Most of these are fairly self explanatory, I want to elaborate a little further on some of these


5 finger patterns.

A 5 finger pattern involves picking a note, and running up and down the first 5 notes of that scale. Most beginners would begin on C. Because this is a rather straight forward technical exercise, it’s good for beginners and I would advise to start with both hands from the start with this. This can double up as a exercise for coordinating playing with both hands together.

Partial Chords.

I like these exercises. The Hannon exercises are useful for these.

I would recommend starting out on a Root note, then playing the 3rd and the 5th or adding any interval as you please. You could do this in the Key of C and play a perfect 5th in the left hand and begin to add additional harmony in the right hand. You can then use this to further exercise practicing balance between your hands. Practice keeping the LH at a piano dynamic and creating a more expressive right hand!

Sight Reading.

There is no better piano exercise than sight reading. It is a very useful skill to develop from the very beginning. There is no better exercise to improve: note recognition, rhythm improvement. It’s a common mistake for beginners to try and perfect one piece. The more you expose yourself to, the more challenged you will be.
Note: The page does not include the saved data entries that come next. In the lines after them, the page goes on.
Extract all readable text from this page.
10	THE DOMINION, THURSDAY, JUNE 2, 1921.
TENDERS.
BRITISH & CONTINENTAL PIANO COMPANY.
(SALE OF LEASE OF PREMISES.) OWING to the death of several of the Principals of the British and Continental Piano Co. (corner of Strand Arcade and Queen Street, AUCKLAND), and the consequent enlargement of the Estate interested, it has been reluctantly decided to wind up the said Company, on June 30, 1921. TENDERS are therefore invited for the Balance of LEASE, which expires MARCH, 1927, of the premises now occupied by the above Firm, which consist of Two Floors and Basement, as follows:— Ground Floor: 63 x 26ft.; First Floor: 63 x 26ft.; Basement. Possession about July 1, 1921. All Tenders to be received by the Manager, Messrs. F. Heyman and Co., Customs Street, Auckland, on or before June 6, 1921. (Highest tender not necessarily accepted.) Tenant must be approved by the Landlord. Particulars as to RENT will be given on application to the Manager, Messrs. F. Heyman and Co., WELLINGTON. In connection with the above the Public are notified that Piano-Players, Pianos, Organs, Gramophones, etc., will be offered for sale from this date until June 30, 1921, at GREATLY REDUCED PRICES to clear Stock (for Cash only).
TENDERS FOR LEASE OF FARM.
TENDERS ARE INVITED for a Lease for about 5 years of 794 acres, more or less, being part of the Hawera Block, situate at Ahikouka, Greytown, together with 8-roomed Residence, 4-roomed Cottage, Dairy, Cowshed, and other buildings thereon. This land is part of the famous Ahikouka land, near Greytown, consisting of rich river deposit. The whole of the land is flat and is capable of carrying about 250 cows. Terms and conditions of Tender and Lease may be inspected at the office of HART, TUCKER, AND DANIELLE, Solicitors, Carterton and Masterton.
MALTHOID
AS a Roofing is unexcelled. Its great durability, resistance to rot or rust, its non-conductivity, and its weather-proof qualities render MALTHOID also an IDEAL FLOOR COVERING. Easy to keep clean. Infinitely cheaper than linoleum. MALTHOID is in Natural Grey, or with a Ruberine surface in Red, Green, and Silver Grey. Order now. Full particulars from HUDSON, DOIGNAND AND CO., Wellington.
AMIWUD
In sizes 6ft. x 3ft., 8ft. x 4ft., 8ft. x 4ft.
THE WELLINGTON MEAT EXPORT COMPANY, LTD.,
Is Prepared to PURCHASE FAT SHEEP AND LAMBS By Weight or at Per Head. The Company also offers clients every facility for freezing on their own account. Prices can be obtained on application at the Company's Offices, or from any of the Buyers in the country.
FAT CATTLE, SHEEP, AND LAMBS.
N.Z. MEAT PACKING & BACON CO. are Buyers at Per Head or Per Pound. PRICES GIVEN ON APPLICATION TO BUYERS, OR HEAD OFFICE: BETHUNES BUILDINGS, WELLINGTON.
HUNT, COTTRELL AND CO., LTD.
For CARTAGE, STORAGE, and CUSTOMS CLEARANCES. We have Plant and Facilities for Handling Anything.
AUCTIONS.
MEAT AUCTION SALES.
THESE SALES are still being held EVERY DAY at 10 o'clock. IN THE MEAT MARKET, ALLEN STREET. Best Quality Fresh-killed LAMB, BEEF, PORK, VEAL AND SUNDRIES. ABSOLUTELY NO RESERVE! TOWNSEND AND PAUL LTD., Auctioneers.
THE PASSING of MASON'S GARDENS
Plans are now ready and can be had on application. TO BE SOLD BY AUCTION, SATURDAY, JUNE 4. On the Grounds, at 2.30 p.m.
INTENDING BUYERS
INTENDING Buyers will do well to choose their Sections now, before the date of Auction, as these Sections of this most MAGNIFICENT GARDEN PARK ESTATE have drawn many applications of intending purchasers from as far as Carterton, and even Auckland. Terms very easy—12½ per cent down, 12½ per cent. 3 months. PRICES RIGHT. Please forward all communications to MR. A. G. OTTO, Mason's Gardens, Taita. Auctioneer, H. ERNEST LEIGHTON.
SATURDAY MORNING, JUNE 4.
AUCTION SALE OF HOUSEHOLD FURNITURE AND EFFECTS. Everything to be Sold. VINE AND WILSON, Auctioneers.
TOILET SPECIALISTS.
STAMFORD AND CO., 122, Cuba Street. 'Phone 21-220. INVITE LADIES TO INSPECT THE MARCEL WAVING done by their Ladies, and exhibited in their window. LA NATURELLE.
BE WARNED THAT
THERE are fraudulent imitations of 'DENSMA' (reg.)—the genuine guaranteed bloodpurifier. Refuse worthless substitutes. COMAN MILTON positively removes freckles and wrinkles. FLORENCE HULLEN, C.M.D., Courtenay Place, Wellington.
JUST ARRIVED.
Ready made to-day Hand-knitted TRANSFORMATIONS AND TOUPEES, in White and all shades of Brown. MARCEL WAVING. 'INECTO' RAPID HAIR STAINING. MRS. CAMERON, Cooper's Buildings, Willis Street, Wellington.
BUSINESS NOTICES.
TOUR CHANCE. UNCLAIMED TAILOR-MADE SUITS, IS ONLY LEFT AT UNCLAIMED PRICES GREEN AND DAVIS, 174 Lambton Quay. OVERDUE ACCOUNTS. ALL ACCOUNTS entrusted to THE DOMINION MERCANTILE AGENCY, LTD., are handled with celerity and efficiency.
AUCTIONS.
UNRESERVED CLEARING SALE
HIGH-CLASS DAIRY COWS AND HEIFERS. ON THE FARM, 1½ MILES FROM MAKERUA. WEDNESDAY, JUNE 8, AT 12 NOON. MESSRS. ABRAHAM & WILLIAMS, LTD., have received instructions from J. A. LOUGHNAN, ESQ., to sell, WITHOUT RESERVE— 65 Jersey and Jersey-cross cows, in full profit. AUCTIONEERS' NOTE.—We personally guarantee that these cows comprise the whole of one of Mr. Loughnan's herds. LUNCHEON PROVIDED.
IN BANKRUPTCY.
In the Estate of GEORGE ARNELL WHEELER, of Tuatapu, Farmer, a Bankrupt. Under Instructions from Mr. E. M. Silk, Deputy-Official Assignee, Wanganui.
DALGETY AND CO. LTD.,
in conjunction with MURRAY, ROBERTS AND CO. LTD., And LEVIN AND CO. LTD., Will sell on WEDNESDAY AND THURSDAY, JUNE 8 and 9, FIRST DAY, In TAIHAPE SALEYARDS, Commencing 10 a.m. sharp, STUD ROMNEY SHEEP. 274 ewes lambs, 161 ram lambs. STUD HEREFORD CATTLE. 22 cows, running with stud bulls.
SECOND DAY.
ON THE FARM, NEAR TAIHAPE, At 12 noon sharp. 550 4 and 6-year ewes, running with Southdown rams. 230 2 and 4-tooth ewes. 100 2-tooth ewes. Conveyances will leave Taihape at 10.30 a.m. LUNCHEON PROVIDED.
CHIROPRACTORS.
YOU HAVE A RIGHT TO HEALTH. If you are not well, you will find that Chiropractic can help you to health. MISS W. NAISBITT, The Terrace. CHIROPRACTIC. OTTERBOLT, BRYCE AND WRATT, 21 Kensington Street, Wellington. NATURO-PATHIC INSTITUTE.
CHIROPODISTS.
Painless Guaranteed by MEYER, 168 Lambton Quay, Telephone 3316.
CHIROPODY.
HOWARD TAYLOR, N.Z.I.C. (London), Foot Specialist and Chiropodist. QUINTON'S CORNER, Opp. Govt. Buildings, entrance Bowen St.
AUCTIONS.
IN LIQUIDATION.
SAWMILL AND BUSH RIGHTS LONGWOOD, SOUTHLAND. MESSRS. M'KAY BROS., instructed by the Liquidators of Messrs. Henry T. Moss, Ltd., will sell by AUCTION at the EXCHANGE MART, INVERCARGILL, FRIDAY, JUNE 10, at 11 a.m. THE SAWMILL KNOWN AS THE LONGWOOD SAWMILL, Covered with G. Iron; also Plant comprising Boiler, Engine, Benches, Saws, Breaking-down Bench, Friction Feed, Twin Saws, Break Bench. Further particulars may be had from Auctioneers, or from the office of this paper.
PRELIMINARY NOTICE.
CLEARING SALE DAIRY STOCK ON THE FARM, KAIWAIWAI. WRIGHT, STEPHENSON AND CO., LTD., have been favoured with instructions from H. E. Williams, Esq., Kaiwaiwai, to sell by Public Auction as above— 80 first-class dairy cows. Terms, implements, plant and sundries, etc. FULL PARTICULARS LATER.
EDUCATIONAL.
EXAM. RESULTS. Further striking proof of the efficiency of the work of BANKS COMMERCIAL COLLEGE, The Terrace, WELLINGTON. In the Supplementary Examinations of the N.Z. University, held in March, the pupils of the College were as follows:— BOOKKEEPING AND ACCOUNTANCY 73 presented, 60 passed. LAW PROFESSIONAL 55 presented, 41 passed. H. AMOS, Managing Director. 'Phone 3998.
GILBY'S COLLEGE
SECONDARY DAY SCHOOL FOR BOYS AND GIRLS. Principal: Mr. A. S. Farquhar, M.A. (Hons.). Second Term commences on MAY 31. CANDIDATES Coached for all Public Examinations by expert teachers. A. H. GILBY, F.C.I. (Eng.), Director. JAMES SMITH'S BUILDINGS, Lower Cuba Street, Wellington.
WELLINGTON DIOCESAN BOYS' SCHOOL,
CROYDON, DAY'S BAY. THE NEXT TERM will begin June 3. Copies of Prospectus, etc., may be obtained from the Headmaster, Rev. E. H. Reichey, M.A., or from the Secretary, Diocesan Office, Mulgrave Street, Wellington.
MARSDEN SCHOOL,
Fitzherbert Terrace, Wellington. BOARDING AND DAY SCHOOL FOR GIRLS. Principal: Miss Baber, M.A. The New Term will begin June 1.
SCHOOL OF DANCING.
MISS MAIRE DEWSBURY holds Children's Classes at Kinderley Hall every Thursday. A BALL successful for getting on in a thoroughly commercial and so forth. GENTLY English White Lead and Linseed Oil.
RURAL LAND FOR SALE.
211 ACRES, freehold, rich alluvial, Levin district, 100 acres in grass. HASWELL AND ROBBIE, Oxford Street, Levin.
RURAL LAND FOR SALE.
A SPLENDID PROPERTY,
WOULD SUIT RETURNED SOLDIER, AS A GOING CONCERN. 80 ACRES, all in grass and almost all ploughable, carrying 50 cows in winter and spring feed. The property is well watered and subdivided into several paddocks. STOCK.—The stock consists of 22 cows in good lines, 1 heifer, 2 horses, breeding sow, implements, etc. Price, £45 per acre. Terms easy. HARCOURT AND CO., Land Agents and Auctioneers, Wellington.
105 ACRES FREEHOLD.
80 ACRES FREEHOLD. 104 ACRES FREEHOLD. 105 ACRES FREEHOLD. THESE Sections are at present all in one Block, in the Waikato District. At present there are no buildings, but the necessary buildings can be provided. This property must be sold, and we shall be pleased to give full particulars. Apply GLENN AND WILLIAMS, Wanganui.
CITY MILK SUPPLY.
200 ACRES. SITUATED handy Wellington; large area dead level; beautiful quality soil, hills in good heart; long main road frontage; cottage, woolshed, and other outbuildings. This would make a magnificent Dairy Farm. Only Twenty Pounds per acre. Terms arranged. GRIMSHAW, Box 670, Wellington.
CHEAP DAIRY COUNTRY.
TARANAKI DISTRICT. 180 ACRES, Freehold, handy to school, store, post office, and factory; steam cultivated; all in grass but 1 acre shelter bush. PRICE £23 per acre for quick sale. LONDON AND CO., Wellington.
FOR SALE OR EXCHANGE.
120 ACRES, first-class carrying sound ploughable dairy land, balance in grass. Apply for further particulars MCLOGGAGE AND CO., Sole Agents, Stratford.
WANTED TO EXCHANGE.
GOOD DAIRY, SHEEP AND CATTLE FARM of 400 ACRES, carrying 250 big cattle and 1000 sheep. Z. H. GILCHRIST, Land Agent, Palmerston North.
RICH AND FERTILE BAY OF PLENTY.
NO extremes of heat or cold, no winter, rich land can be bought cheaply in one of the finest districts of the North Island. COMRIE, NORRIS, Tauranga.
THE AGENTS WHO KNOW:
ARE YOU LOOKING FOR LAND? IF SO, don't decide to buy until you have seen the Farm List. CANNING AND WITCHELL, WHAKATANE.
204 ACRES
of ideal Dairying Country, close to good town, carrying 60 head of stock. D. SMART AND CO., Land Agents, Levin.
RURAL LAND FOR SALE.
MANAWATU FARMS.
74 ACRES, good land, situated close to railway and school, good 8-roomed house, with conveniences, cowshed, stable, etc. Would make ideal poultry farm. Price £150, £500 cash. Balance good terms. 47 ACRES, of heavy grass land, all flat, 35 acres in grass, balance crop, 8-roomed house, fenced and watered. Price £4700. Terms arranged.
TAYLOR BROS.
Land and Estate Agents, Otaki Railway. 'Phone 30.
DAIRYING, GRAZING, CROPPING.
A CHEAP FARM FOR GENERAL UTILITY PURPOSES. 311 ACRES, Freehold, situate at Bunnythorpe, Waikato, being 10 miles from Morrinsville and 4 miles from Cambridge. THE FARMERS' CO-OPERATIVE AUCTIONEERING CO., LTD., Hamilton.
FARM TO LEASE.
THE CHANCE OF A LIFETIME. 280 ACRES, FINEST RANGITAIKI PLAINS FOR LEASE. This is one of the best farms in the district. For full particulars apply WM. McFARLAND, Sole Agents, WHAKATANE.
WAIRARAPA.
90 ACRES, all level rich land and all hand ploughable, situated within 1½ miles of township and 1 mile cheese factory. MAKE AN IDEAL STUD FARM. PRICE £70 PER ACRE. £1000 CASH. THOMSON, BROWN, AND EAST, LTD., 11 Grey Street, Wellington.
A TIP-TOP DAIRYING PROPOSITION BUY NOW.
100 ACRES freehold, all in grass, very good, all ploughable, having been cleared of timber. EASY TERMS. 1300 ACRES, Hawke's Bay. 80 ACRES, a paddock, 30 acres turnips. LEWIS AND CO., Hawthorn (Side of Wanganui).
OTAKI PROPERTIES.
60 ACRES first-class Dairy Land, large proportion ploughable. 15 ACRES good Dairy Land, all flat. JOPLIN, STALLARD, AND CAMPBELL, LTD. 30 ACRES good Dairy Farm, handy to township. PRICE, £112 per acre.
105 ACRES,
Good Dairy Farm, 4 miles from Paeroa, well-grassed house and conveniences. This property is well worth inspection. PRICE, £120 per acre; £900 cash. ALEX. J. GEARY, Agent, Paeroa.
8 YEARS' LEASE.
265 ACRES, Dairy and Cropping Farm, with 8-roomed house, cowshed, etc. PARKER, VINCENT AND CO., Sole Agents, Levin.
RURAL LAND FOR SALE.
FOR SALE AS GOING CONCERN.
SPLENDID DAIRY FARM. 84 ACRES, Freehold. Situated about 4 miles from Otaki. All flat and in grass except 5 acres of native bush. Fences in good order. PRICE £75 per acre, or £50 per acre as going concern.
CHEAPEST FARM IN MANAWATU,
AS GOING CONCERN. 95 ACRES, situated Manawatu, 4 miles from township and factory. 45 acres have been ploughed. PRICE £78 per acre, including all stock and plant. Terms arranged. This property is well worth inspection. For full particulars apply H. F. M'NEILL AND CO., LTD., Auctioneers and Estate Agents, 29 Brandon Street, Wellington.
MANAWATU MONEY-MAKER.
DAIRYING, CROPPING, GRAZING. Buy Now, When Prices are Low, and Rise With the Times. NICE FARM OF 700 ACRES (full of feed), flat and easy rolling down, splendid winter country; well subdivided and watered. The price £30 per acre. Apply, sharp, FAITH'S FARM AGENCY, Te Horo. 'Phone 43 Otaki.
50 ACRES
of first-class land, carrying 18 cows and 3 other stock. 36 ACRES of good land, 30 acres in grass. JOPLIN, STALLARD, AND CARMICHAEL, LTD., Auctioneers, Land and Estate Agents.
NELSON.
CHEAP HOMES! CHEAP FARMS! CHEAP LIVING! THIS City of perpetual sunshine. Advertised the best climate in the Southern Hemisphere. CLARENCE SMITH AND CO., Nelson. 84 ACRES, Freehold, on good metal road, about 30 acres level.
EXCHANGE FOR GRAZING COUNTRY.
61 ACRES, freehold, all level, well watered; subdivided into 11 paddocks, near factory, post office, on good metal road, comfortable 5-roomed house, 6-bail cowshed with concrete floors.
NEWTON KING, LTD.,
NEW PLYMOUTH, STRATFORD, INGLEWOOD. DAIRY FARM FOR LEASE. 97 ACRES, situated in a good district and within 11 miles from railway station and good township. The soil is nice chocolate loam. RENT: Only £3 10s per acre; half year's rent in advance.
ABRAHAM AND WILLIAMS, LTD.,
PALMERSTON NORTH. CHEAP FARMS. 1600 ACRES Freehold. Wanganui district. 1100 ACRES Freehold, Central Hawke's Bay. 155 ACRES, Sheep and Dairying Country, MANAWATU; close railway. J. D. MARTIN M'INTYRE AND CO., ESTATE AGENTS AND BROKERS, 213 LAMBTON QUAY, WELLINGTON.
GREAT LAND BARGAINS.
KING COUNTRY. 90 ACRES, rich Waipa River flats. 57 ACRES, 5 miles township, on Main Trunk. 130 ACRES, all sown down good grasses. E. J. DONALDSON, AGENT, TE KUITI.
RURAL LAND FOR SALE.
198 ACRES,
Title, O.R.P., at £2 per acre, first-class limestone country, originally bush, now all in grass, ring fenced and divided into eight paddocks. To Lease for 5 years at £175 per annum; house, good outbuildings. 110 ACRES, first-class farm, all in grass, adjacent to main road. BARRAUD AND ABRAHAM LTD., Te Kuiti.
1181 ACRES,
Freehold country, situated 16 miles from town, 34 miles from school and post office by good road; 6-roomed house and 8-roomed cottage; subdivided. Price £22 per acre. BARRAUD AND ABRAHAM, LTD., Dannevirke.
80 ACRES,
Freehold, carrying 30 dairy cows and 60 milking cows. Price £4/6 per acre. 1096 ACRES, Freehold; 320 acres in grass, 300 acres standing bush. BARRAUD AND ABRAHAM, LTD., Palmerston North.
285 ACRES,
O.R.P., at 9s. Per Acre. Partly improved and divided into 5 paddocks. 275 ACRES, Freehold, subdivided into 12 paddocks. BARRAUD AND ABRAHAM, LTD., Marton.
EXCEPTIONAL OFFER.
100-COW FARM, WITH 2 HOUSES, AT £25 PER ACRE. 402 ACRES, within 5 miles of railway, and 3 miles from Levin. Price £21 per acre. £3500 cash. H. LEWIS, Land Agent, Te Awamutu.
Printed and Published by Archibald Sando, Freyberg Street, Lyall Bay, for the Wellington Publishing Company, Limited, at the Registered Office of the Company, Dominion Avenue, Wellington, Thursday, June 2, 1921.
There’s a few important things to consider when sight reading.

  1. Start by spending 2-3 minutes reading through the music and try and scout out any passages that may be particularly difficult.
  2. Looked at the key signature(s) be familiar with these.
  3. Look at the time signature.
  4. Make note of any tempo indicators.
  5. Look out for any accidentals.
  6. Look out for any tricky rhythms.
  7. Give it a go!

If you are exercising these skills, you will automatically do them when you start to learn a new piece of music.

Piano exercises video.


Piano exercises are very useful, perhaps more useful than learning on piece of music and practicing it over and over again. Hanon exercises are a useful way to get started. Sight reading is a catch all exercise. It practices everything and I recommend getting your hands on as much music as possible and get playing!